Freedom Farm Cooperative, Drew, MS
It seems most fitting that a Fannie Lou Hamer driving tour extends north of Ruleville into nearby Drew. As one of the toughest places to organize local blacks, Charles McLaurin and Hamer would occasionally venture into this infamously hard town. Why infamous? While many believe, thanks to the erroneous history pedaled by William Bradford Huie, that Emmett Till was murdered near Glendora, Mississippi and then dumped into the Tallahatchie River, we know that Till was actually murdered just north and west of Drew in a plantation’s seed barn. Hamer was not only very aware of the Till story, but one of the admitted murderers, J. W. Milam’s brother was a police officer in Ruleville. Not infrequently would Hamer regale audiences with stories of S. I. Milam’s intimidation tactics; this allowed her to connect her story with the martyred 14-year-old boy from Chicago, who’d been lynched in 1955.
In 1969 Hamer founded Freedom Farm Cooperative, a local co-op near and dear to her vision of local empowerment. Hamer understood that poverty and hunger lay at the very root of countless social ills, and Freedom Farm was her answer to poor local blacks and whites reclaiming a piece of dignity and a piece of bread to feed their hungry families. Funded with help from Measure for Measure in Madison, Wisconsin, friends at Harvard University, and the National Council of Negro Women, Hamer’s audacious undertaking would eventually extend to more than 640 acres of prime Delta land, on which locals helped grow vegetables as well as staple crops such as cotton and soybeans. Freedom Farm Road marks part of the land on which Hamer’s vision for black (and white) self-sufficiency might flourish.
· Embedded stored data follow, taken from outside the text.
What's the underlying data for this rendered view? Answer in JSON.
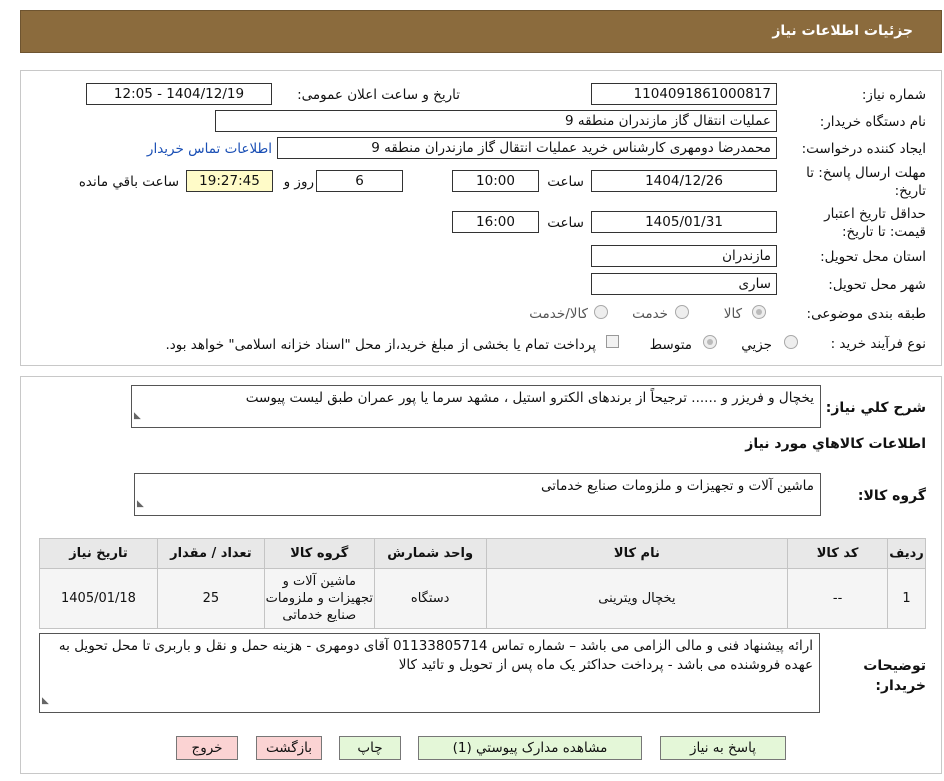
{
  "header": {
    "title": "جزئیات اطلاعات نیاز"
  },
  "form": {
    "need_number_label": "شماره نیاز:",
    "need_number": "1104091861000817",
    "announce_label": "تاریخ و ساعت اعلان عمومی:",
    "announce_value": "1404/12/19 - 12:05",
    "buyer_org_label": "نام دستگاه خریدار:",
    "buyer_org": "عملیات انتقال گاز مازندران منطقه 9",
    "requester_label": "ایجاد کننده درخواست:",
    "requester": "محمدرضا دومهری کارشناس خرید عملیات انتقال گاز مازندران منطقه 9",
    "contact_link": "اطلاعات تماس خریدار",
    "deadline_label": "مهلت ارسال پاسخ: تا تاریخ:",
    "deadline_date": "1404/12/26",
    "time_label": "ساعت",
    "deadline_time": "10:00",
    "days_value": "6",
    "days_label": "روز و",
    "remaining_time": "19:27:45",
    "remaining_label": "ساعت باقي مانده",
    "validity_label": "حداقل تاریخ اعتبار قیمت: تا تاریخ:",
    "validity_date": "1405/01/31",
    "validity_time": "16:00",
    "province_label": "استان محل تحویل:",
    "province": "مازندران",
    "city_label": "شهر محل تحویل:",
    "city": "ساری",
    "category_label": "طبقه بندی موضوعی:",
    "category_options": [
      "کالا",
      "خدمت",
      "کالا/خدمت"
    ],
    "process_label": "نوع فرآیند خرید :",
    "process_options": [
      "جزیي",
      "متوسط"
    ],
    "payment_note": "پرداخت تمام یا بخشی از مبلغ خرید،از محل \"اسناد خزانه اسلامی\" خواهد بود."
  },
  "description": {
    "label": "شرح كلي نياز:",
    "text": "یخچال و فریزر و ...... ترجیحاً از برندهای الکترو استیل ، مشهد سرما یا پور عمران طبق لیست پیوست"
  },
  "goods": {
    "section_title": "اطلاعات كالاهاي مورد نياز",
    "group_label": "گروه کالا:",
    "group_value": "ماشین آلات و تجهیزات و ملزومات صنایع خدماتی",
    "columns": [
      "رديف",
      "کد کالا",
      "نام کالا",
      "واحد شمارش",
      "گروه کالا",
      "تعداد / مقدار",
      "تاريخ نياز"
    ],
    "rows": [
      [
        "1",
        "--",
        "یخچال ویترینی",
        "دستگاه",
        "ماشین آلات و تجهیزات و ملزومات صنایع خدماتی",
        "25",
        "1405/01/18"
      ]
    ]
  },
  "buyer_notes": {
    "label": "توضيحات خريدار:",
    "text": "ارائه پیشنهاد فنی  و مالی الزامی می باشد – شماره تماس 01133805714 آقای دومهری  - هزینه حمل و نقل و باربری تا محل تحویل به عهده فروشنده می باشد - پرداخت حداکثر یک ماه پس از تحویل و تائید کالا"
  },
  "buttons": {
    "reply": "پاسخ به نياز",
    "attachments": "مشاهده مدارک پيوستي (1)",
    "print": "چاپ",
    "back": "بازگشت",
    "exit": "خروج"
  },
  "watermark": {
    "text": "AriaTender.neT"
  },
  "colors": {
    "header_bg": "#8b6b3d",
    "link": "#1a4fb5",
    "green_button": "#e4f7d8",
    "pink_button": "#fbd3d3",
    "remaining_bg": "#fffbc8"
  }
}
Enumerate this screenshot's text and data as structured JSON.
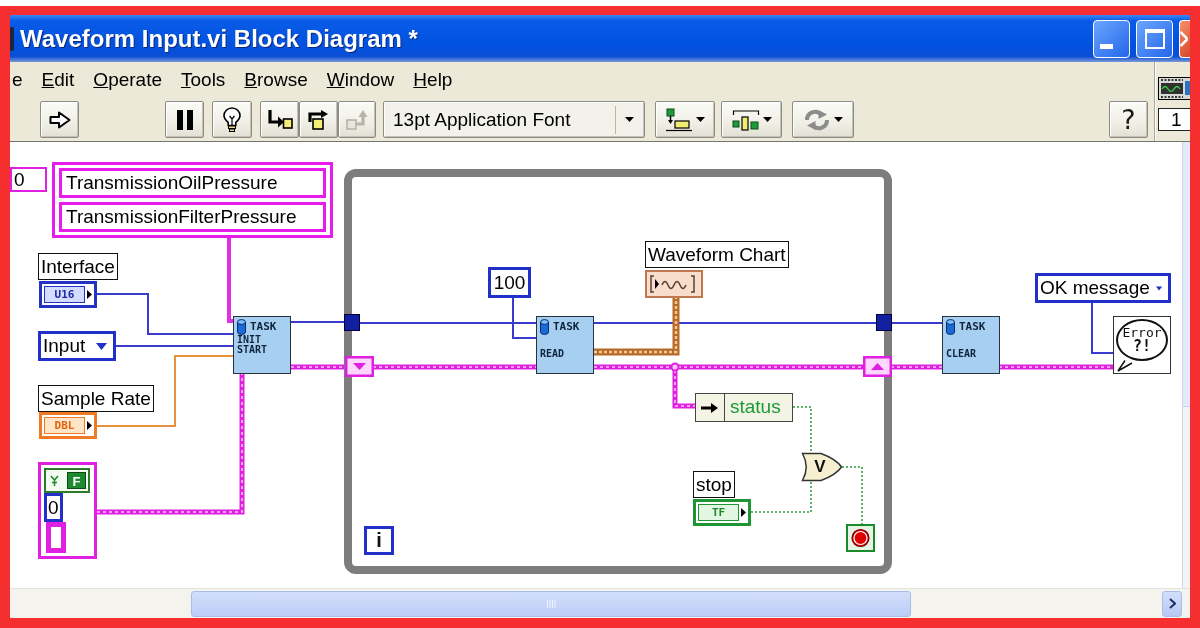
{
  "window": {
    "title": "Waveform Input.vi Block Diagram *",
    "buttons": [
      {
        "kind": "minimize"
      },
      {
        "kind": "maximize"
      },
      {
        "kind": "close"
      }
    ]
  },
  "menu_bar": [
    {
      "label": "e",
      "underlined": false
    },
    {
      "label": "Edit",
      "underlined": true
    },
    {
      "label": "Operate",
      "underlined": true
    },
    {
      "label": "Tools",
      "underlined": true
    },
    {
      "label": "Browse",
      "underlined": true
    },
    {
      "label": "Window",
      "underlined": true
    },
    {
      "label": "Help",
      "underlined": true
    }
  ],
  "toolbar": {
    "run_buttons": [
      {
        "kind": "run",
        "disabled": false
      },
      {
        "kind": "pause",
        "disabled": false
      },
      {
        "kind": "highlight",
        "disabled": false
      },
      {
        "kind": "step_into",
        "disabled": false
      },
      {
        "kind": "step_over",
        "disabled": false
      },
      {
        "kind": "step_out",
        "disabled": true
      }
    ],
    "font": {
      "value": "13pt Application Font"
    },
    "arrange_buttons": [
      {
        "kind": "align"
      },
      {
        "kind": "distribute"
      },
      {
        "kind": "reorder"
      }
    ],
    "help": {
      "label": "?"
    }
  },
  "icon_pane": {
    "label": "1"
  },
  "diagram": {
    "array_index": "0",
    "string_array": [
      "TransmissionOilPressure",
      "TransmissionFilterPressure"
    ],
    "interface": {
      "label": "Interface",
      "type": "U16",
      "kind": "integer"
    },
    "input_ring": {
      "value": "Input"
    },
    "sample_rate": {
      "label": "Sample Rate",
      "type": "DBL",
      "kind": "float"
    },
    "cluster_constant": {
      "boolean": "F",
      "number": "0"
    },
    "init_node": {
      "title": "TASK",
      "lines": [
        "INIT",
        "START"
      ]
    },
    "while_loop": {
      "count_constant": "100",
      "read_node": {
        "title": "TASK",
        "lines": [
          "READ"
        ]
      },
      "chart": {
        "label": "Waveform Chart"
      },
      "unbundle": {
        "field": "status"
      },
      "or_gate": {
        "symbol": "V"
      },
      "stop": {
        "label": "stop",
        "type": "TF",
        "kind": "boolean"
      },
      "iteration": "i"
    },
    "clear_node": {
      "title": "TASK",
      "lines": [
        "CLEAR"
      ]
    },
    "message_ring": {
      "value": "OK message"
    },
    "error_handler": {
      "lines": [
        "Error",
        "?!"
      ]
    }
  }
}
On the way to Freedom Farm Road by way of Brooks Road, note the crossing of Wild Bill Bayou. A fascinating and very influential part of Fannie Lou Hamer’s life unfolded here on December 14, 1923, when she was just 6 years old. A local black sharecropper by the name of Joe Pullum killed 4 white men and wounded 15 others, after a dispute with a local plantation owner over wages. According to local lore, once Pullum had killed that owner, he fled to this bayou where the expert marksman hid out in a hollowed-out cypress tree and began taking down the mob of white men one by one. It wasn’t until late in the evening that locals finally burned out the bayou by flooding it with gasoline and setting it afire. Pullum’s body was later paraded through downtown Drew. Hamer grew up with the legend of Joe Pullum and spoke frequently about the courageous black sharecropper. In the far western corner of the Drew Cemetery is “Pullum’s Corner,” headstones marked with a December 1923 death date.